Our lab was the first to publish that constitutional mutations in the epigenetic regulator EZH2 cause Weaver Syndrome (WS). WS is characterised by overgrowth, increased height, large head, intellectual disability and susceptibility to various cancers. We found pathogenic mutations in EZH2 among 7 out of 45 individuals with Weaver-like features, of which two had developed malignancies prior to referral. Our efforts focus on determining characteristics that will help us predict the likelihood of WS patients developing cancer, through phenotype/genotype correlations and functional studies. As of yet, it is not clear whether screening for haematological malignancies in patients with Weaver syndrome would increase the patients’ chances of survival.

Given that EZH2 is a histone-modifying enzyme known to be mutated in various somatic cancers, we hypothesised that constitutional mutations in other epigenetic regulators could explain the overgrowth features seen in our undiagnosed patients. To investigate this, we carried out whole exome sequencing in patients with paediatric syndromes similar to WS who did not have coding mutations in EZH2.

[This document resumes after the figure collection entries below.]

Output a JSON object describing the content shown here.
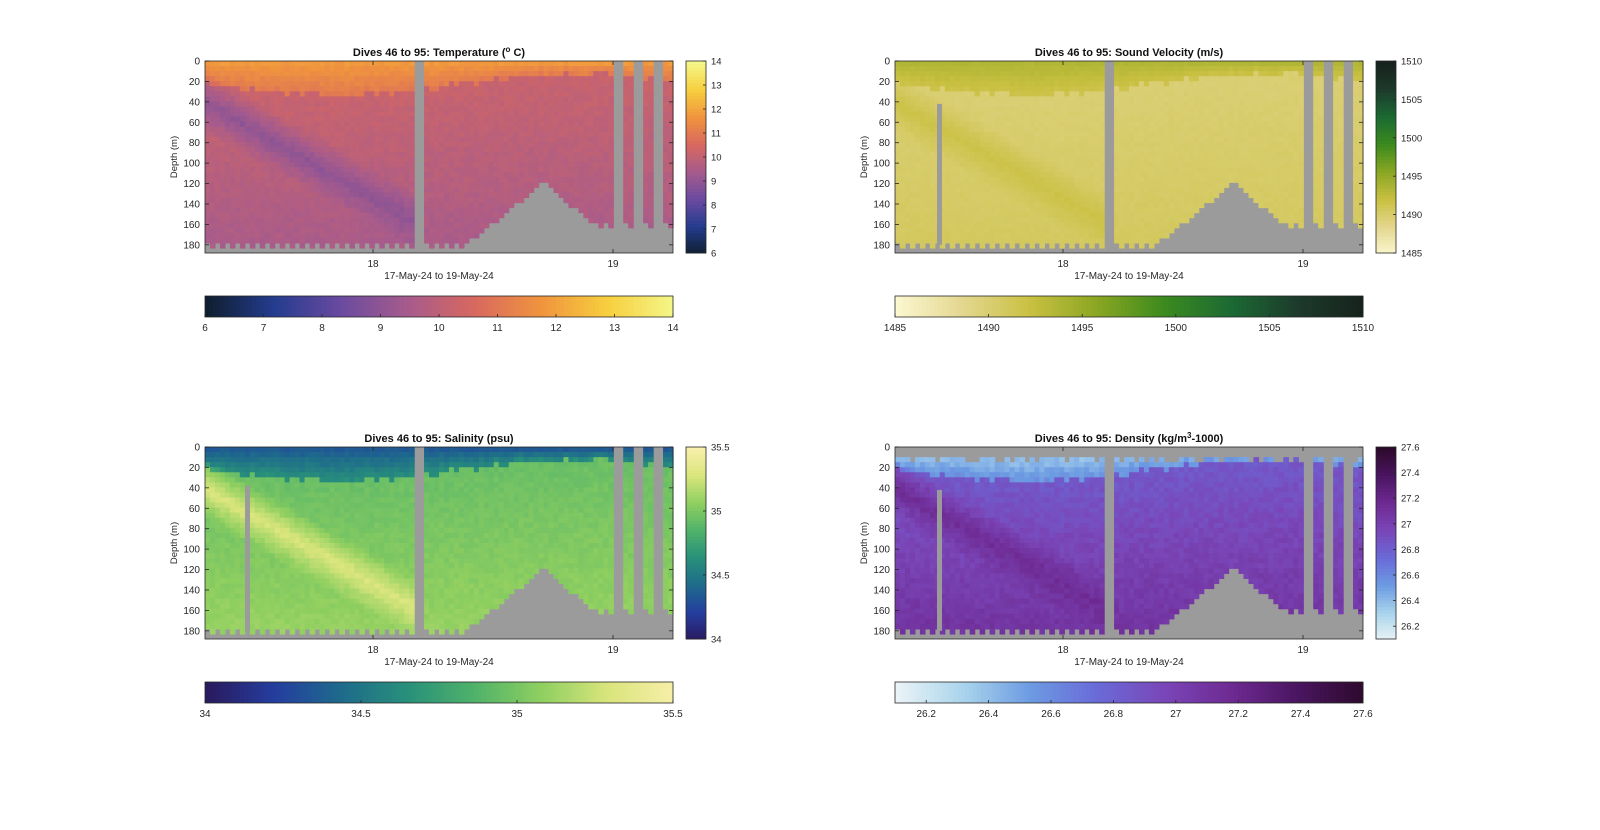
{
  "chart_data": [
    {
      "type": "heatmap",
      "title": "Dives 46 to 95: Temperature (",
      "title_sup": "o",
      "title_tail": " C)",
      "xlabel": "17-May-24 to 19-May-24",
      "ylabel": "Depth (m)",
      "x_ticks": [
        "18",
        "19"
      ],
      "x_tick_days": [
        18,
        19
      ],
      "xlim_days": [
        17.3,
        19.25
      ],
      "ylim": [
        0,
        188
      ],
      "y_ticks": [
        0,
        20,
        40,
        60,
        80,
        100,
        120,
        140,
        160,
        180
      ],
      "colorbar_ticks": [
        6,
        7,
        8,
        9,
        10,
        11,
        12,
        13,
        14
      ],
      "colorbar_range": [
        6,
        14
      ],
      "colormap": [
        "#0f1e2f",
        "#233c8e",
        "#6a4aa0",
        "#a65b8c",
        "#d8685f",
        "#f0943e",
        "#f7cf3e",
        "#f4f78a"
      ],
      "profile": {
        "surface": 11.8,
        "mid": 10.2,
        "deep": 9.5,
        "diag": 9.0
      },
      "horizontal_colorbar_ticks": [
        "6",
        "7",
        "8",
        "9",
        "10",
        "11",
        "12",
        "13",
        "14"
      ]
    },
    {
      "type": "heatmap",
      "title": "Dives 46 to 95: Sound Velocity (m/s)",
      "title_sup": "",
      "title_tail": "",
      "xlabel": "17-May-24 to 19-May-24",
      "ylabel": "Depth (m)",
      "x_ticks": [
        "18",
        "19"
      ],
      "x_tick_days": [
        18,
        19
      ],
      "xlim_days": [
        17.3,
        19.25
      ],
      "ylim": [
        0,
        188
      ],
      "y_ticks": [
        0,
        20,
        40,
        60,
        80,
        100,
        120,
        140,
        160,
        180
      ],
      "colorbar_ticks": [
        1485,
        1490,
        1495,
        1500,
        1505,
        1510
      ],
      "colorbar_range": [
        1485,
        1510
      ],
      "colormap": [
        "#fbf7cf",
        "#e3d68e",
        "#c9c041",
        "#8aa623",
        "#3c8a1e",
        "#1b6a33",
        "#1d3a2c",
        "#16221c"
      ],
      "profile": {
        "surface": 1493.5,
        "mid": 1489.8,
        "deep": 1490.8,
        "diag": 1491.8
      },
      "horizontal_colorbar_ticks": [
        "1485",
        "1490",
        "1495",
        "1500",
        "1505",
        "1510"
      ]
    },
    {
      "type": "heatmap",
      "title": "Dives 46 to 95: Salinity (psu)",
      "title_sup": "",
      "title_tail": "",
      "xlabel": "17-May-24 to 19-May-24",
      "ylabel": "Depth (m)",
      "x_ticks": [
        "18",
        "19"
      ],
      "x_tick_days": [
        18,
        19
      ],
      "xlim_days": [
        17.3,
        19.25
      ],
      "ylim": [
        0,
        188
      ],
      "y_ticks": [
        0,
        20,
        40,
        60,
        80,
        100,
        120,
        140,
        160,
        180
      ],
      "colorbar_ticks": [
        34,
        34.5,
        35,
        35.5
      ],
      "colorbar_range": [
        34,
        35.5
      ],
      "colormap": [
        "#2a1a5e",
        "#243d9e",
        "#1e6a8c",
        "#28907a",
        "#4fb26a",
        "#8fcf60",
        "#d9e57c",
        "#f8efaa"
      ],
      "profile": {
        "surface": 34.35,
        "mid": 34.95,
        "deep": 35.1,
        "diag": 35.3
      },
      "horizontal_colorbar_ticks": [
        "34",
        "34.5",
        "35",
        "35.5"
      ]
    },
    {
      "type": "heatmap",
      "title": "Dives 46 to 95: Density (kg/m",
      "title_sup": "3",
      "title_tail": "-1000)",
      "xlabel": "17-May-24 to 19-May-24",
      "ylabel": "Depth (m)",
      "x_ticks": [
        "18",
        "19"
      ],
      "x_tick_days": [
        18,
        19
      ],
      "xlim_days": [
        17.3,
        19.25
      ],
      "ylim": [
        0,
        188
      ],
      "y_ticks": [
        0,
        20,
        40,
        60,
        80,
        100,
        120,
        140,
        160,
        180
      ],
      "colorbar_ticks": [
        26.2,
        26.4,
        26.6,
        26.8,
        27,
        27.2,
        27.4,
        27.6
      ],
      "colorbar_range": [
        26.1,
        27.6
      ],
      "colormap": [
        "#eaf4f6",
        "#a9d3ec",
        "#6c9be2",
        "#6a6ad8",
        "#7a46b8",
        "#6e2a92",
        "#4a1560",
        "#2c0a2c"
      ],
      "profile": {
        "surface": 26.3,
        "mid": 26.85,
        "deep": 27.1,
        "diag": 27.15
      },
      "horizontal_colorbar_ticks": [
        "26.2",
        "26.4",
        "26.6",
        "26.8",
        "27",
        "27.2",
        "27.4",
        "27.6"
      ]
    }
  ]
}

We have identified novel de novo mutations in EZH2’s partner protein EED in two patients to date. Both proteins are members of the Polycomb Repressive Complex 2 that maintains gene silencing. Based on the similarities of the patients’ phenotypes to WS, and on other lines of evidence including mouse Eed hypomorphs and an epigenetic signature that clustered with Weaver syndrome patients, we characterised these mutations as pathogenic. Here we describe additional features of overgrowth associated with constitutional mutations in human EED, which is also mutated somatically in various cancers. Samples from additional families are required to make a definitive link between mutations in these genes, Weaver-like syndromes, and cancer development. We continue to perform exome sequencing in patients with Weaver-like syndromes who have normal microarray studies and no mutations in EZH2 or NSD1.